Other causes or iron deficiency can include bleeding from the GI tract including irritation from ulcers and gastritis, as well as diverticulitis, polyps, and even cancer in the colon.

Identification of iron deficiency can sometimes a little bit tricky from a laboratory standpoint. You can be severely iron deficient and have essentially normal hemoglobin and hematocrit (without striking anemia).

Even the routine serum or blood iron studies can sometimes be misleading.

The only way to absolutely ascertain and identify iron deficiency is to get a serum ferritin. The serum ferritin and laboratory blood analysis is an absolute indicator of iron deficiency if low. The serum ferritin should be above 40 or 50 for ideal or optimal health.

Further misleading is the range of values given for serum ferritin levels.

The observable ranges on laboratory analysis sheets sometimes go as low at 10 or 20. However, this only represents the high number of people on the low end of the range that are iron deficient.

However, pathologist and hematologist will verify that a serum ferritin of 20 or less suggests drastically reduced iron stores and essentially no iron reserve or store in the body.

A serum ferritin blood level should be obtained in cases of suspicion including pale teenagers, elderly patients with unexplained weakness.

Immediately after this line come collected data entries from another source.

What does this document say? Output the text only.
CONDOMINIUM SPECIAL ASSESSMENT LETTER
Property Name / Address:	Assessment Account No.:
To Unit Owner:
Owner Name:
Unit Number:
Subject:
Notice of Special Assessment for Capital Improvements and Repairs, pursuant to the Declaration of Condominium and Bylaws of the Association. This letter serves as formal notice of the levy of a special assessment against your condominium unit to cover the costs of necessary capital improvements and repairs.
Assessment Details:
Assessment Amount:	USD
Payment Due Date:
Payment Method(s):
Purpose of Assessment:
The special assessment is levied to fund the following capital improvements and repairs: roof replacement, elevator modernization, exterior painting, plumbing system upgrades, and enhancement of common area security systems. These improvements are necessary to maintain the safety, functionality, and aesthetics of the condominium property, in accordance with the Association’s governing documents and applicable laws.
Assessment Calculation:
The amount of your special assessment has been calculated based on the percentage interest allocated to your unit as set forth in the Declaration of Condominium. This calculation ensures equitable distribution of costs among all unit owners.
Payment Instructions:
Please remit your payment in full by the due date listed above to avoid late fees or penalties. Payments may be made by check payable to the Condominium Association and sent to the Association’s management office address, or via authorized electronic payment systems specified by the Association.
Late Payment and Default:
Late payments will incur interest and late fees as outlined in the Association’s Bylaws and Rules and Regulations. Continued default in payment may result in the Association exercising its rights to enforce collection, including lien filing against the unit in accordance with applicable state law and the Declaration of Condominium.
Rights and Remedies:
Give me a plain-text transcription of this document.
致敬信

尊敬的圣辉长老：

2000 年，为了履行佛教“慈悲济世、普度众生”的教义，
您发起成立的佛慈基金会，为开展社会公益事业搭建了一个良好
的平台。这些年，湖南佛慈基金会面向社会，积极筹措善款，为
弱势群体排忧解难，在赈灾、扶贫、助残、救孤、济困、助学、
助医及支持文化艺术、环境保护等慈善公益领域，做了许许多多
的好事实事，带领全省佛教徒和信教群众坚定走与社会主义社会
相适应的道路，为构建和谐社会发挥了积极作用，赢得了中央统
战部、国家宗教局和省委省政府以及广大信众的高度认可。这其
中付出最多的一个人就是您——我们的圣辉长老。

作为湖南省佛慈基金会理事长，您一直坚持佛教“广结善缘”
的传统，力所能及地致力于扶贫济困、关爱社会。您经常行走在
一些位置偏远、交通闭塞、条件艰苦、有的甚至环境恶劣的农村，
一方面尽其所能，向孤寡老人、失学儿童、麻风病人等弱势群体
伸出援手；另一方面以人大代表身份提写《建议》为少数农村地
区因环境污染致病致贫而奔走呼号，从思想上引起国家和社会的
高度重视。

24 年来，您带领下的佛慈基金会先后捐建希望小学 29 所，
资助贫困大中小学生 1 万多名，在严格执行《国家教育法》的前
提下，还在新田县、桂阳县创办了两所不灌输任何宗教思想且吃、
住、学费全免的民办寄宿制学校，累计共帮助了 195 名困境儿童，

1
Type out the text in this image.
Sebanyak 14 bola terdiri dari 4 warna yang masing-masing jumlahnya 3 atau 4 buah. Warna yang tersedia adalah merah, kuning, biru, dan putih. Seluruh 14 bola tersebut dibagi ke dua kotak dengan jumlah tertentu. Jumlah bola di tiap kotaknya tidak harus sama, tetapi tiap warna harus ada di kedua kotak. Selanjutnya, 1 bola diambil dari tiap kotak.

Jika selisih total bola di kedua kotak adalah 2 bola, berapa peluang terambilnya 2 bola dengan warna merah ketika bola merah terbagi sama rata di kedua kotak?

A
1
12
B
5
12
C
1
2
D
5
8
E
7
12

Severely low serum ferritin or the lack of tolerance for oral iron replacement can prompt consideration for IV iron or Venofer. This is very safely given and well tolerated as compared to some of the older preparations of IV iron which had a high instance of allergic hypersensitivity. Intravenous Venofer seems to be well tolerated even in very young or sick and debilitated patients.

Again, there is an absolute epidemic of iron deficiency in our society affecting multiple age groups.

A high index of clinical suspicion for iron deficiency is clearly in order.

A serum ferritin blood level should be drawn as the "goal standard" to check for iron deficiency in individuals who have presentations of pallor, weakness, fatigue, unexplained syncope, anemia or even unexplained headaches.